Mangosuthu Buthelezi, historic leader of the Zulu Inkatha party, behind the most significant violence in South Africa before the first multiracial elections in 1994, died on Saturday September 9 at the age of 95, the president announced .
“It is with deep sadness that I announce the passing of Prince Mangosuthu Buthelezi, traditional Prime Minister of the Zulu King and Nation, Founder and Chairman Emeritus of the Inkatha Party,” Cyril Ramaphosa said in a statement.
“He died in the early hours of the day, just two weeks after celebrating his 95th birthday,” said the Head of State, hailing a “tremendous leader who played an important role in the history of our country for seven decades.”
Born in August 1928 into the Zulu royal family, Mangosuthu Gathsa Buthelezi has long embodied the proud and warlike spirit of the country’s greatest ethnic group.
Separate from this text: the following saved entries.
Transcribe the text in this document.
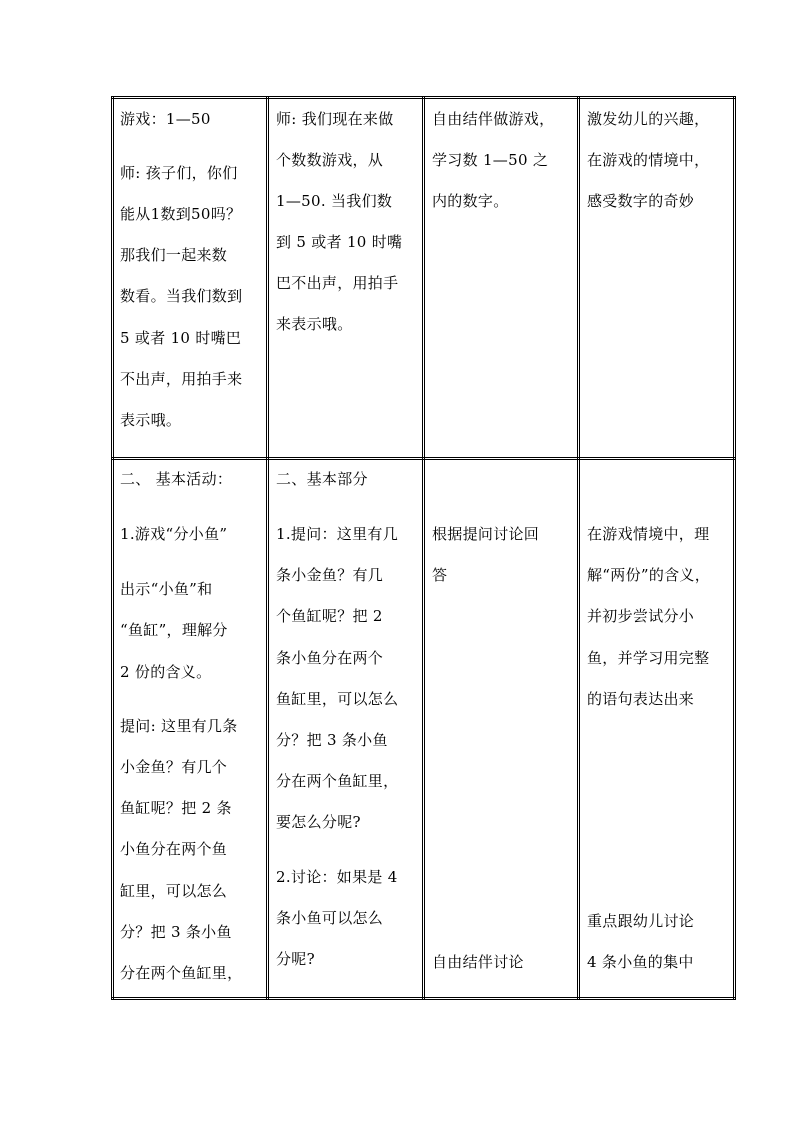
游戏：1—50
师: 孩子们，你们
能从1数到50吗？
那我们一起来数
数看。当我们数到
5 或者 10 时嘴巴
不出声，用拍手来
表示哦。
师: 我们现在来做
个数数游戏，从
1—50. 当我们数
到 5 或者 10 时嘴
巴不出声，用拍手
来表示哦。
自由结伴做游戏，
学习数 1—50 之
内的数字。
激发幼儿的兴趣，
在游戏的情境中，
感受数字的奇妙
二、 基本活动：
1.游戏“分小鱼”
出示“小鱼”和
“鱼缸”，理解分
2 份的含义。
提问: 这里有几条
小金鱼？有几个
鱼缸呢？把 2 条
小鱼分在两个鱼
缸里，可以怎么
分？把 3 条小鱼
分在两个鱼缸里，
二、基本部分
1.提问：这里有几
条小金鱼？有几
个鱼缸呢？把 2
条小鱼分在两个
鱼缸里，可以怎么
分？把 3 条小鱼
分在两个鱼缸里，
要怎么分呢?
2.讨论：如果是 4
条小鱼可以怎么
分呢?
根据提问讨论回
答
自由结伴讨论
在游戏情境中，理
解“两份”的含义，
并初步尝试分小
鱼，并学习用完整
的语句表达出来
重点跟幼儿讨论
4 条小鱼的集中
Initially a member of the historical ruling party, the African National Congress (ANC), he created the nationalist Inkatha Freedom Party (IFP) in 1975, initially envisaged as a Zulu cultural organization. The rivalry between the two parties will be bloody.
Deadly Territorial Wars
The Inkatha party, which he led for more than forty years, led deadly territorial wars with ANC activists in the townships in the 1980s and 1990s. This violence left more than 5,000 dead.
Buthelezi was accused of playing into the hands of white power by inciting violence against the ANC just before the historic 1994 elections, which could have derailed the liberation movement against apartheid. The Inkatha party has lost a lot of influence over time, between quarrels over its leadership and calls for its withdrawal to make way for new blood.
Having served as Prime Minister of the Kwazulu Bantustan – these pseudo “independent” territorial entities assigned to blacks under apartheid – the Zulu leader has always fiercely denied having collaborated with or been an ally of the white racist regime.
Thin, slender, with rectangular glasses on his nose, Buthelezi often covered himself with leopard skins, a Zulu tradition, to lead parades of Inkhata activists, carrying shields and spears, in his strongholds of Johannesburg or Durban.
Mangosuthu Buthelezi is also in the Guinness World Records for the longest speech to a legislative assembly, in March 1993, spread over eleven days, with an average of two and a half hours of speaking per day.
At the beginning of the 2020s, the nonagenarian was the spokesperson for the customary Zulu king, Misuzulu Zulu also called Misuzulu kaZwelithini, crowned last year.